Lab 1 – Explaining Neural Language Models from Internal Representations to Model Predictions
Alessio Miaschi, Gabriele Sarti
Abstract: As language models become increasingly complex and sophisticated, the processes leading to their predictions are growing increasingly difficult to understand. Research in NLP interpretability focuses on explaining the rationales driving model predictions and is crucial for building trust and transparency in the usage of these systems in real-world scenarios.
In this laboratory, we will explore various techniques for analyzing Neural Language Models, such as feature attribution methods and diagnostic classifiers. Besides common approaches to inspect models’ internal representations, we will also introduce prompting techniques to elicit model responses and motivate their usage as alternative methods for the behavioral study of model generations.
Institute for Computational Linguistics “A. Zampolli” (CNR-ILC, Pisa)

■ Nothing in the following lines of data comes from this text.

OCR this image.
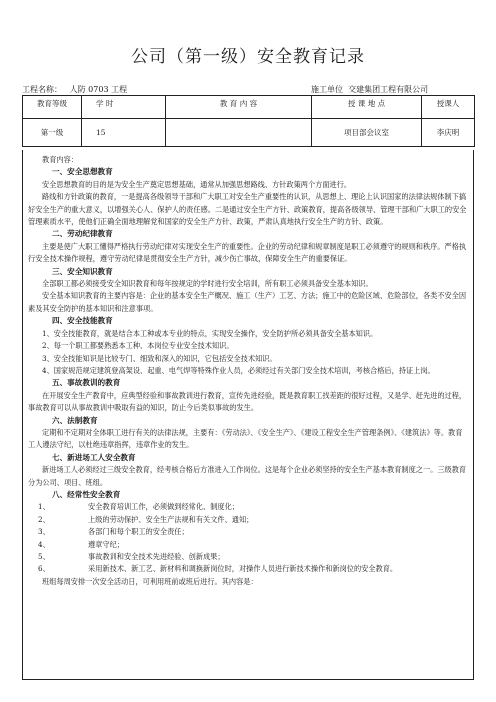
公司（第一级）安全教育记录
工程名称： 人防 0703 工程	施工单位 交建集团工程有限公司
教育等级	学 时	教 育 内 容	授 课 地 点	授课人
第一级	15		项目部会议室	李庆明

教育内容：

一、安全思想教育

安全思想教育的目的是为安全生产奠定思想基础，通常从加强思想路线、方针政策两个方面进行。

路线和方针政策的教育，一是提高各级领导干部和广大职工对安全生产重要性的认识，从思想上、理论上认识国家的法律法规体制下搞好安全生产的重大意义，以增强关心人、保护人的责任感。二是通过安全生产方针、政策教育，提高各级领导、管理干部和广大职工的安全管理素质水平，使他们正确全面地理解党和国家的安全生产方针、政策，严肃认真地执行安全生产的方针、政策。

二、劳动纪律教育

主要是使广大职工懂得严格执行劳动纪律对实现安全生产的重要性。企业的劳动纪律和规章制度是职工必须遵守的规则和秩序。严格执行安全技术操作规程，遵守劳动纪律是贯彻安全生产方针，减少伤亡事故，保障安全生产的重要保证。

三、安全知识教育

全部职工都必须接受安全知识教育和每年按规定的学时进行安全培训，所有职工必须具备安全基本知识。

安全基本知识教育的主要内容是：企业的基本安全生产概况、施工（生产）工艺、方法；施工中的危险区域、危险部位，各类不安全因素及其安全防护的基本知识和注意事项。

四、安全技能教育

1、安全技能教育，就是结合本工种或本专业的特点，实现安全操作，安全防护所必须具备安全基本知识。

2、每一个职工都要熟悉本工种、本岗位专业安全技术知识。

3、安全技能知识是比较专门、细致和深入的知识，它包括安全技术知识。

4、国家规范规定建筑登高架设、起重、电气焊等特殊作业人员，必须经过有关部门安全技术培训，考核合格后，持证上岗。

五、事故教训的教育

在开展安全生产教育中，应典型经验和事故教训进行教育，宣传先进经验，既是教育职工找差距的很好过程，又是学、赶先进的过程，事故教育可以从事故教训中吸取有益的知识，防止今后类似事故的发生。

六、法制教育

定期和不定期对全体职工进行有关的法律法规，主要有：《劳动法》、《安全生产》、《建设工程安全生产管理条例》、《建筑法》等。教育工人遵法守纪，以杜绝违章指挥，违章作业的发生。

七、新进场工人安全教育

新进场工人必须经过三级安全教育，经考核合格后方准进入工作岗位。这是每个企业必须坚持的安全生产基本教育制度之一。三级教育分为公司、项目、班组。

八、经常性安全教育

1、	安全教育培训工作，必须做到经常化、制度化；
2、	上级的劳动保护、安全生产法规和有关文件、通知；
3、	各部门和每个职工的安全责任；
4、	遵章守纪；
5、	事故教训和安全技术先进经验、创新成果；
6、	采用新技术、新工艺、新材料和调换新岗位时，对操作人员进行新技术操作和新岗位的安全教育。

班组每周安排一次安全活动日，可利用班前或班后进行。其内容是：
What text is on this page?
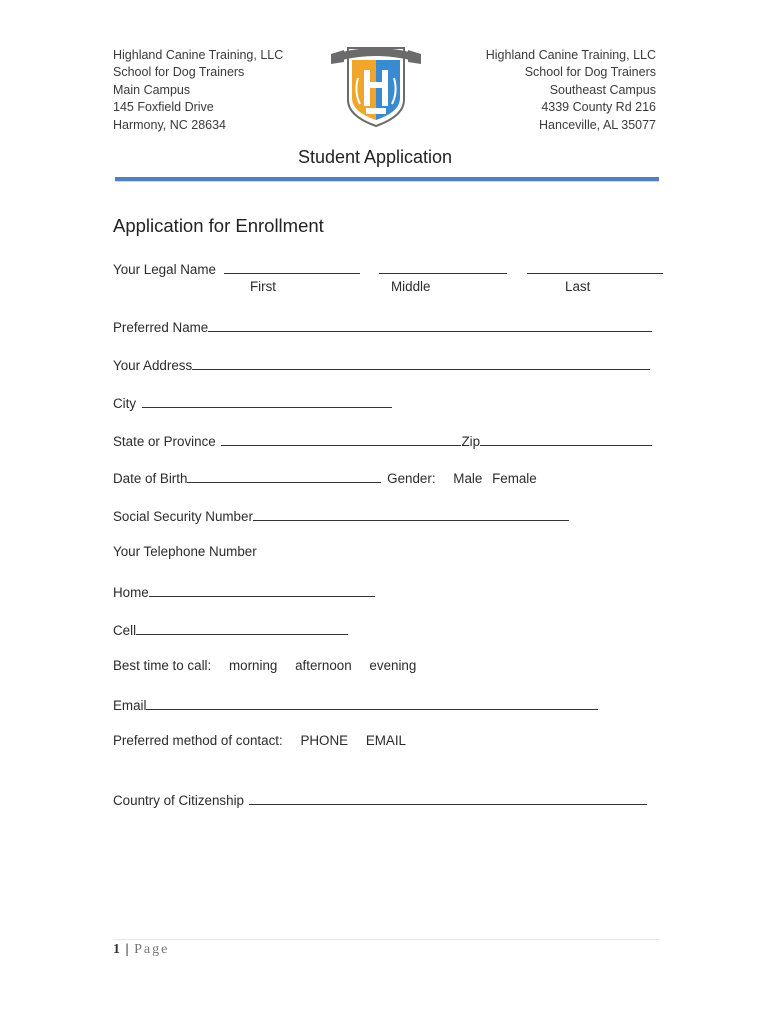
Highland Canine Training, LLC
School for Dog Trainers
Main Campus
145 Foxfield Drive
Harmony, NC 28634
Highland Canine Training, LLC
School for Dog Trainers
Southeast Campus
4339 County Rd 216
Hanceville, AL 35077
Student Application
Application for Enrollment
Your Legal Name
First	Middle	Last
Preferred Name
Your Address
City
State or Province	Zip
Date of Birth	Gender: Male Female
Social Security Number
Your Telephone Number
Home
Cell
Best time to call: morning afternoon evening
Email
Preferred method of contact: PHONE EMAIL
Country of Citizenship
1 | Page
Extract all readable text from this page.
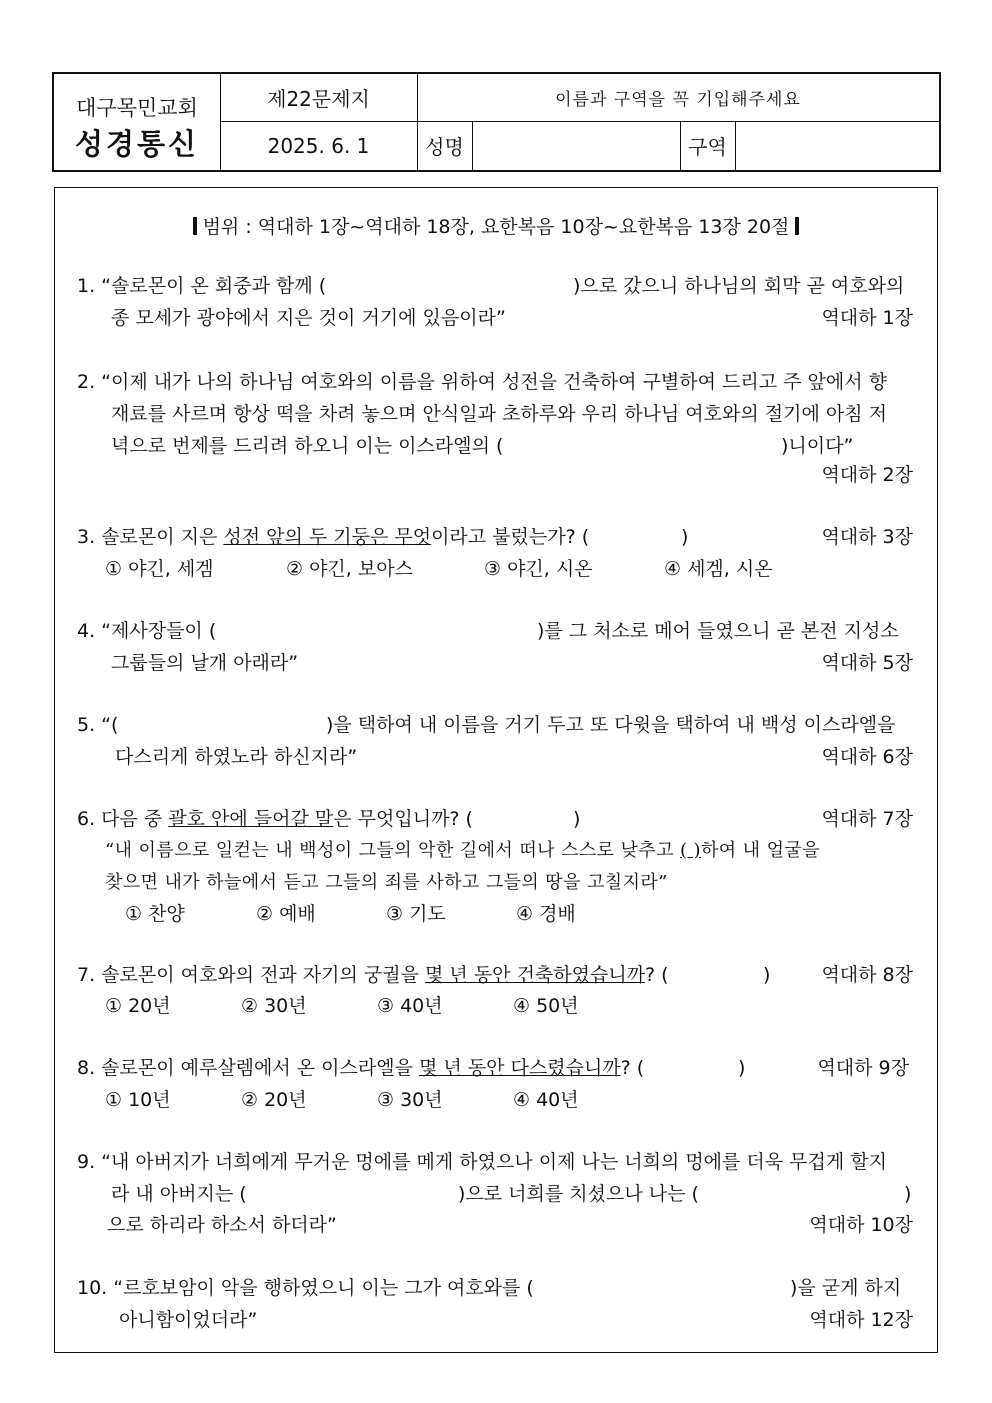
대구목민교회
성경통신
제22문제지	이름과 구역을 꼭 기입해주세요
2025. 6. 1	성명	구역
범위 : 역대하 1장~역대하 18장, 요한복음 10장~요한복음 13장 20절
1. “솔로몬이 온 회중과 함께 (	)으로 갔으니 하나님의 회막 곧 여호와의
종 모세가 광야에서 지은 것이 거기에 있음이라”	역대하 1장
2. “이제 내가 나의 하나님 여호와의 이름을 위하여 성전을 건축하여 구별하여 드리고 주 앞에서 향
재료를 사르며 항상 떡을 차려 놓으며 안식일과 초하루와 우리 하나님 여호와의 절기에 아침 저
녁으로 번제를 드리려 하오니 이는 이스라엘의 (	)니이다”
역대하 2장
3. 솔로몬이 지은 성전 앞의 두 기둥은 무엇이라고 불렀는가? (	)	역대하 3장
① 야긴, 세겜	② 야긴, 보아스	③ 야긴, 시온	④ 세겜, 시온
4. “제사장들이 (	)를 그 처소로 메어 들였으니 곧 본전 지성소
그룹들의 날개 아래라”	역대하 5장
5. “(	)을 택하여 내 이름을 거기 두고 또 다윗을 택하여 내 백성 이스라엘을
다스리게 하였노라 하신지라”	역대하 6장
6. 다음 중 괄호 안에 들어갈 말은 무엇입니까? (	)	역대하 7장
“내 이름으로 일컫는 내 백성이 그들의 악한 길에서 떠나 스스로 낮추고 ( )하여 내 얼굴을
찾으면 내가 하늘에서 듣고 그들의 죄를 사하고 그들의 땅을 고칠지라”
① 찬양	② 예배	③ 기도	④ 경배
7. 솔로몬이 여호와의 전과 자기의 궁궐을 몇 년 동안 건축하였습니까? (	)	역대하 8장
① 20년	② 30년	③ 40년	④ 50년
8. 솔로몬이 예루살렘에서 온 이스라엘을 몇 년 동안 다스렸습니까? (	)	역대하 9장
① 10년	② 20년	③ 30년	④ 40년
9. “내 아버지가 너희에게 무거운 멍에를 메게 하였으나 이제 나는 너희의 멍에를 더욱 무겁게 할지
라 내 아버지는 (	)으로 너희를 치셨으나 나는 (	)
으로 하리라 하소서 하더라”	역대하 10장
10. “르호보암이 악을 행하였으니 이는 그가 여호와를 (	)을 굳게 하지
아니함이었더라”	역대하 12장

Bio: Alessio Miaschi is a Post Doctoral Researcher at the ItaliaNLP Lab from the Institute for Computational Linguistics “A. Zampolli” (CNR-ILC, Pisa). He received his Ph.D. in Computer Science from the University of Pisa in 2022 with a thesis focused on the definition of techniques for interpreting and understanding the linguistic knowledge implicitly encoded in recent state-of-the-art Neural Language Models. His current research interest mainly focuses on the development and analysis of neural network models for language processing, as well as on the definition of NLP tools for educational applications.
University of Groningen – Netherlands
Bio: Gabriele Sarti is a Ph.D. student in the Computational Linguistics Group (GroNLP) at the University of Groningen, Netherlands. Previously, he worked as a research intern at Amazon Translate NYC, a research scientist at Aindo, and a research assistant at the ItaliaNLP Lab (CNR-ILC, Pisa). His research aims to improve our understanding of generative neural language models’ inner workings, with the ultimate goal of enhancing the controllability and robustness of these systems in human-AI interactions.
Lab 2 – Exploring Multi-Modal Neural Models and their applications
Lucia C. Passaro, Alessandro Bondielli
Abstract: Despite the recent advances in Neural Language models after the introduction of the Transformer architecture, perception and grounding cannot be fully addressed without connecting models to real-world data and knowledge, being intrinsically multi-modal. A clear research trend emerges from the recent release of new Multi-Modal Large Language Models capable of processing images and texts, as well as from the introduction of novel strategies for text-to-image generation with diffusion. In this laboratory, we aim to provide a theoretical and practical guide to the most prominent approaches to Multi-Modal Neural Language Models and the most relevant tasks involving their use.
University of Pisa – Italy
Bio: Lucia C. Passaro (https://luciacpassaro.github.io/) is an Assistant Professor at the Department of Computer Science of the University of Pisa. She obtained her PhD in Information Engineering in 2017 at University of Pisa. Currently, her research efforts are focused on Natural Language Processing. More in detail, she is working on Neural Language Models for Fact-checking and Fake News Detection, Multimodality, and Information Extraction. Lucia is a member of the Computational Intelligence and Machine Learning Group, the Pervasive AI Lab and the Computational Liguistics Laboratory.
University of Pisa – Italy
Bio: Alessandro Bondielli is Assistant Professor at the Department of Computer Science and the Department of Philology, Literature and Linguistics of the University of Pisa. He is a member of the Computational Liguistics Laboratory (CoLingLab) at the University of Pisa.
He received his Ph.D in Smart Computing from the University of Florence in 2021. During the Ph.D his research efforts focused on the use of Neural Language Models for document categorization and fake news detection and fact-checking.
Currently, he is interested in theory, applications, and limitations of multi-modal neural models.